字幕列表 影片播放
♪ (music) ♪
Hi, and welcome to episode three of Zero to Hero with TensorFlow.
In the previous episode, you saw how to do basic computer vision
using a deep neural network
that matched the pixels of an image to a label.
So an image like this
was matched to a numeric label that represented it like this.
But there was a limitation to that.
The image you were looking at had to have the subject centered in it
and it had to be the only thing in the image.
So the code you wrote would work for that shoe,
but what about these?
It wouldn't be able to identify all of them
because it's not trained to do so.
For that we have to use something called a convolutional neural network,
which works a little differently than what you've just seen.

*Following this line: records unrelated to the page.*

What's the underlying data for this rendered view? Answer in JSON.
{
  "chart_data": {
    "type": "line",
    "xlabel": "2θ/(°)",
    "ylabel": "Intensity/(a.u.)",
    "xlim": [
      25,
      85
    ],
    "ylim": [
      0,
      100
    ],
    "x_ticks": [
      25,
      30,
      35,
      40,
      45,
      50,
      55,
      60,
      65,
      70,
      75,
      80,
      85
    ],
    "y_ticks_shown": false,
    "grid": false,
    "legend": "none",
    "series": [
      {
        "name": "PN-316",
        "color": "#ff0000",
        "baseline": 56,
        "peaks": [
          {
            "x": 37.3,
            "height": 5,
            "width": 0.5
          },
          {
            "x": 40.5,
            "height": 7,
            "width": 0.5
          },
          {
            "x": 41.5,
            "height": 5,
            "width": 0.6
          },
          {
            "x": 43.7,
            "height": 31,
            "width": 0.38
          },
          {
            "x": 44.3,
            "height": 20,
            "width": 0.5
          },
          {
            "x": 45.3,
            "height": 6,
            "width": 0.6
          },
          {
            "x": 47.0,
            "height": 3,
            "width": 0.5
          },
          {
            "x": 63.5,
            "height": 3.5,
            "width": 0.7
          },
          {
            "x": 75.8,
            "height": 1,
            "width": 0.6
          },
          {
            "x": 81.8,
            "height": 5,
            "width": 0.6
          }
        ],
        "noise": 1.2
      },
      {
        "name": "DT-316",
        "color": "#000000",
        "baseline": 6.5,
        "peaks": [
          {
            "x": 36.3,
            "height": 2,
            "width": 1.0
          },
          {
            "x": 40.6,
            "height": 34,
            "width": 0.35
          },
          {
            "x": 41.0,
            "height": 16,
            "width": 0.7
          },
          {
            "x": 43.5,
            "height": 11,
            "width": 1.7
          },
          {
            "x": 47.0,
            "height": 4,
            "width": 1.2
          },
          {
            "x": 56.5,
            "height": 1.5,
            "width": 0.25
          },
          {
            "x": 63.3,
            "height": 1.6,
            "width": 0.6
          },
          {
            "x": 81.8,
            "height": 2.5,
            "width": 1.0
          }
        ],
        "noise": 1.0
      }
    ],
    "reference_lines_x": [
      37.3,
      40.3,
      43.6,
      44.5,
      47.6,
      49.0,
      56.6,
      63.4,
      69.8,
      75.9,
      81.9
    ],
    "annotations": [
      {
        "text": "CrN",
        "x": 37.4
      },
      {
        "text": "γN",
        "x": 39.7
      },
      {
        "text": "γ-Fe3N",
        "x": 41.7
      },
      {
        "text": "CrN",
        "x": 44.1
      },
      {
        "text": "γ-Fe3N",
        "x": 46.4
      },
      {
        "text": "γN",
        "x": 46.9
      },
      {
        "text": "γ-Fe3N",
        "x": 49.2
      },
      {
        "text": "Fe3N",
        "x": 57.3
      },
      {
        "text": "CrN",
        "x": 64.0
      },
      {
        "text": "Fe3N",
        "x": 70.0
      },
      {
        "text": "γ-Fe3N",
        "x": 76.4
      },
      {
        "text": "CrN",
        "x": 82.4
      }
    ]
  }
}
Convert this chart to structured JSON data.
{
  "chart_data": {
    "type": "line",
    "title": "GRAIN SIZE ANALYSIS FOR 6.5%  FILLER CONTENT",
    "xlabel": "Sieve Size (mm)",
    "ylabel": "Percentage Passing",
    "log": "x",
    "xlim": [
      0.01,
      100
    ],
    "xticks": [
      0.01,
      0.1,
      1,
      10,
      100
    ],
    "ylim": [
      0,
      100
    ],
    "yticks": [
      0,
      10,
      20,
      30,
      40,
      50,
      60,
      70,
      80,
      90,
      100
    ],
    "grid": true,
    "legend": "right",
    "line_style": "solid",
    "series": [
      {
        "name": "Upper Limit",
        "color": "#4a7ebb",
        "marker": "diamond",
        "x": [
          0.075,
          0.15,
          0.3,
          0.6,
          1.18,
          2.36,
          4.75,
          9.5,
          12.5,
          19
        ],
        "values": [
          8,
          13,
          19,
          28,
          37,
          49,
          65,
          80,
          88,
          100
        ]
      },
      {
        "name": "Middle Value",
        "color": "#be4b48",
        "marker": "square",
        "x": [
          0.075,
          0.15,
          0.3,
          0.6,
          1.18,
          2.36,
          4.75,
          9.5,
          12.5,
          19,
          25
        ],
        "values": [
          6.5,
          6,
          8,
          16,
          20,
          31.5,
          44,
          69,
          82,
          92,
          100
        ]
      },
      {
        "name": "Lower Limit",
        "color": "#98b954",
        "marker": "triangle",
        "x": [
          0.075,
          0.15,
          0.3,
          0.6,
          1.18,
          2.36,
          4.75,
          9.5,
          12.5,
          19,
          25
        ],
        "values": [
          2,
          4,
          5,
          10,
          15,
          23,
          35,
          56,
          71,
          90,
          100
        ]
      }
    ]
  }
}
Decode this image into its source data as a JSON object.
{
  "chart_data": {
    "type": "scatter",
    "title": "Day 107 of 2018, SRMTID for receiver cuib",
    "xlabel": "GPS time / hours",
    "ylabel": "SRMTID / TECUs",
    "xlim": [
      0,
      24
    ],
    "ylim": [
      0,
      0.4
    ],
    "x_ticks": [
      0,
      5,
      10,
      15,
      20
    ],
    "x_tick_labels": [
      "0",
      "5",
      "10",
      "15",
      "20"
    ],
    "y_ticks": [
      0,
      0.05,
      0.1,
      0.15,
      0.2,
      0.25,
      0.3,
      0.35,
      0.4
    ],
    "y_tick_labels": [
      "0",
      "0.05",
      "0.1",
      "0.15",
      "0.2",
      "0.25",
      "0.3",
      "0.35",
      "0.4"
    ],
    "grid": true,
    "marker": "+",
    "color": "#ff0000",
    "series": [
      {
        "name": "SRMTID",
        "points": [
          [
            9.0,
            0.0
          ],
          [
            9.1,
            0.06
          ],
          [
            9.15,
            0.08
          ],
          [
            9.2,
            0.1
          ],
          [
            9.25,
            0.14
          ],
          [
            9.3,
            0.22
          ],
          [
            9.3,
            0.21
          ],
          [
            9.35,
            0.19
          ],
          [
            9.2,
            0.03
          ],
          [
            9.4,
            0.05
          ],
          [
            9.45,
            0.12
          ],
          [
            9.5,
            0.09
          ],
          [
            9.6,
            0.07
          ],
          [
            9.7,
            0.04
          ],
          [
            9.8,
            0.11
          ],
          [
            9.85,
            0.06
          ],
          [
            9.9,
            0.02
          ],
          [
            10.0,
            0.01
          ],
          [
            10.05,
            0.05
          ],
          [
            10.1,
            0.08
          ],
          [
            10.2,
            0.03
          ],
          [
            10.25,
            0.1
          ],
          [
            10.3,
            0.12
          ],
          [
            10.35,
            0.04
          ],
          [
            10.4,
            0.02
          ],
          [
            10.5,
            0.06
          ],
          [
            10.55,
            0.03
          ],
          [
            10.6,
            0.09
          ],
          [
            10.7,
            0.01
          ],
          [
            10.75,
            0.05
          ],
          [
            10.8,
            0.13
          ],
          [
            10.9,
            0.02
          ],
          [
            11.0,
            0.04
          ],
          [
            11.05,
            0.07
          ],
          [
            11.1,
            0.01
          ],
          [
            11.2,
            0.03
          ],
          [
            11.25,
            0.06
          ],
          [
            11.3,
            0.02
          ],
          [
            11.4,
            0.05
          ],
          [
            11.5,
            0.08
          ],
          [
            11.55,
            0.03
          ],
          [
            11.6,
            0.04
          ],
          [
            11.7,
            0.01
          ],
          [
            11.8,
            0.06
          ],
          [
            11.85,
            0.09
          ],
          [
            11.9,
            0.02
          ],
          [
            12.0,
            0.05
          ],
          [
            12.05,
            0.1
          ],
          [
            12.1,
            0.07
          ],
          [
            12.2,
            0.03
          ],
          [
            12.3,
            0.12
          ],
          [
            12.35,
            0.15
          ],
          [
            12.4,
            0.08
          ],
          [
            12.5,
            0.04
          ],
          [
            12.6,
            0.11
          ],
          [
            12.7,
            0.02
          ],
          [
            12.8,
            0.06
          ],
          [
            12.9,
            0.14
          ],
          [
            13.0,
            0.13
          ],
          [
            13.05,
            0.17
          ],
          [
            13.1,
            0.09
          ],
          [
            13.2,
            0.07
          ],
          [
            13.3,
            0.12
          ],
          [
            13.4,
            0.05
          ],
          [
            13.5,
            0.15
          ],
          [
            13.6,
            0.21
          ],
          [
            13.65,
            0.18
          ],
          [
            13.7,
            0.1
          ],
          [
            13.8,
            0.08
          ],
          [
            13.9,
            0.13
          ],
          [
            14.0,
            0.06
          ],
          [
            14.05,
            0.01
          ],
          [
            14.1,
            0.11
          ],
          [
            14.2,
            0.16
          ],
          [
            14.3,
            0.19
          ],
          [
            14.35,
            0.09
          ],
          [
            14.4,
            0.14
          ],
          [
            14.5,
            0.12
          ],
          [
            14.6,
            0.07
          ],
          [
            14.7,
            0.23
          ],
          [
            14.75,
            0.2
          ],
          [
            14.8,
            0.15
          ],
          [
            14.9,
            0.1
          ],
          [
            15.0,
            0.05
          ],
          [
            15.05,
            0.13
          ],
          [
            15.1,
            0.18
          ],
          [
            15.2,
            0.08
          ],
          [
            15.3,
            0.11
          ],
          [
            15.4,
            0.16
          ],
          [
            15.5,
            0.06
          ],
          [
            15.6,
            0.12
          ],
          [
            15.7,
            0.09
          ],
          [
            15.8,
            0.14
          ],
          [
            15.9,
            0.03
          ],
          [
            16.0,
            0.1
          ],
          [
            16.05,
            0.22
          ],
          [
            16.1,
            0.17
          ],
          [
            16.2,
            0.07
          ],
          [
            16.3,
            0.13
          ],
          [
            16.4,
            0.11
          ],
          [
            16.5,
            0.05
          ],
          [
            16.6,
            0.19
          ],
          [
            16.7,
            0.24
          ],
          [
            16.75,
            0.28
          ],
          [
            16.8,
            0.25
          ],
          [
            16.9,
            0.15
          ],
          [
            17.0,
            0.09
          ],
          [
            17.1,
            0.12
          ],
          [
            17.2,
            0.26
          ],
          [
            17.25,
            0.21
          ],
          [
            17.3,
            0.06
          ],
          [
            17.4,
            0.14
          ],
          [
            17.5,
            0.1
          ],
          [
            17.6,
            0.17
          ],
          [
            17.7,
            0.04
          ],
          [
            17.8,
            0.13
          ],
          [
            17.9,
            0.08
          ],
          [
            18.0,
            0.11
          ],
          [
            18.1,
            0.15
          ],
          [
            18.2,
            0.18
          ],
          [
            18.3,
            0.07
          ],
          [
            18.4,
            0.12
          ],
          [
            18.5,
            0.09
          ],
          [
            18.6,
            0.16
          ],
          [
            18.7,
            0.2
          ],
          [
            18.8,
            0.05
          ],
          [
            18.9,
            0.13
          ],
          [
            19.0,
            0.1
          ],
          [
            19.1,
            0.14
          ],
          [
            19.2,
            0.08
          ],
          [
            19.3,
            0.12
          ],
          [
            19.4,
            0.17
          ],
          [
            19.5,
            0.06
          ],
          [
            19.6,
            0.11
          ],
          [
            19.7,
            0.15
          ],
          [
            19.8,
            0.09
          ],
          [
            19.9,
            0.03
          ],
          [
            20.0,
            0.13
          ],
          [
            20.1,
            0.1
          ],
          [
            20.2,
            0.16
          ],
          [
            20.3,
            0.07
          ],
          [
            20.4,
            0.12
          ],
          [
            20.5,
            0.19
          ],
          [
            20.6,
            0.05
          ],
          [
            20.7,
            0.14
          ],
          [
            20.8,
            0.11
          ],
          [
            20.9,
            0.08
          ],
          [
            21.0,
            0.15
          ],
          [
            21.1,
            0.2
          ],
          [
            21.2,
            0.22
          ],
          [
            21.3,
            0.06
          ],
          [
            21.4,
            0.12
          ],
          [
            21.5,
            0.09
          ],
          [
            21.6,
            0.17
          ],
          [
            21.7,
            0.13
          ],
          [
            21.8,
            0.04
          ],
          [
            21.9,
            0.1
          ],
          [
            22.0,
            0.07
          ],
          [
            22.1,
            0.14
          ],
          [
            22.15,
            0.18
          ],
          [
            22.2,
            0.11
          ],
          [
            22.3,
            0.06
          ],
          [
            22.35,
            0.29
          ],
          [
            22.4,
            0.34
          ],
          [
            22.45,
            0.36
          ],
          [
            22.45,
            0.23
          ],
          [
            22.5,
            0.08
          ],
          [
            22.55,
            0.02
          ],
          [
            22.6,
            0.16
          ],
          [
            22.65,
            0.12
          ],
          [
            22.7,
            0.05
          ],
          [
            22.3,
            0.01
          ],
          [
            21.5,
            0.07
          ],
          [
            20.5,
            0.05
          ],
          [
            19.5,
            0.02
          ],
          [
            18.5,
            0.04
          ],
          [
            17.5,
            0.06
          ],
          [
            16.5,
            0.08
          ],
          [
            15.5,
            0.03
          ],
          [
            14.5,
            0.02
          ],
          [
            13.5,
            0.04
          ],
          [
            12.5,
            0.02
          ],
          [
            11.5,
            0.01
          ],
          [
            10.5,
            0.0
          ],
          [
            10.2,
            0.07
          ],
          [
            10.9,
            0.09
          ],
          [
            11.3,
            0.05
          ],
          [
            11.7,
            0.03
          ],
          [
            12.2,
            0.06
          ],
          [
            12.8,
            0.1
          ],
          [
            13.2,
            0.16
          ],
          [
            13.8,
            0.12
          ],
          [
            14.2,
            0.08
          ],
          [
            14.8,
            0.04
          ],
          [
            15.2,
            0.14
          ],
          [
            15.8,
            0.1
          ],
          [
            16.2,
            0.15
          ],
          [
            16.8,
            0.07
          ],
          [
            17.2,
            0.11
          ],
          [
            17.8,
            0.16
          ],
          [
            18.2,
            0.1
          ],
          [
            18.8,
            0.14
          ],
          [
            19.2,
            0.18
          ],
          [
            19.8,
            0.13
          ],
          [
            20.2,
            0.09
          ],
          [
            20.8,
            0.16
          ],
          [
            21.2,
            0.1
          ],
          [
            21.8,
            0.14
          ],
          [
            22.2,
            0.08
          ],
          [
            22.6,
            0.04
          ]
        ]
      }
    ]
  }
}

The idea behind a convolutional neural network
is that you filter the images before training the deep neural network.
After filtering the images,
features within the images could then come to the forefront
and you would then spot those features to identify something.
A filter is simply a set of multipliers.
So, for example, in this case, if you're looking at a particular pixel
that has the value 192,
and the filter is the values in the red box,
then you multiply 192 by 4.5,
and each of its neighbors by the respective filter value.
So it's neighbor above and to the left is zero,
so you multiply that by -1.
Its upper neighbor is 64, so you multiply that by zero and so on.
Sum up the result, and you get the new value for the pixel.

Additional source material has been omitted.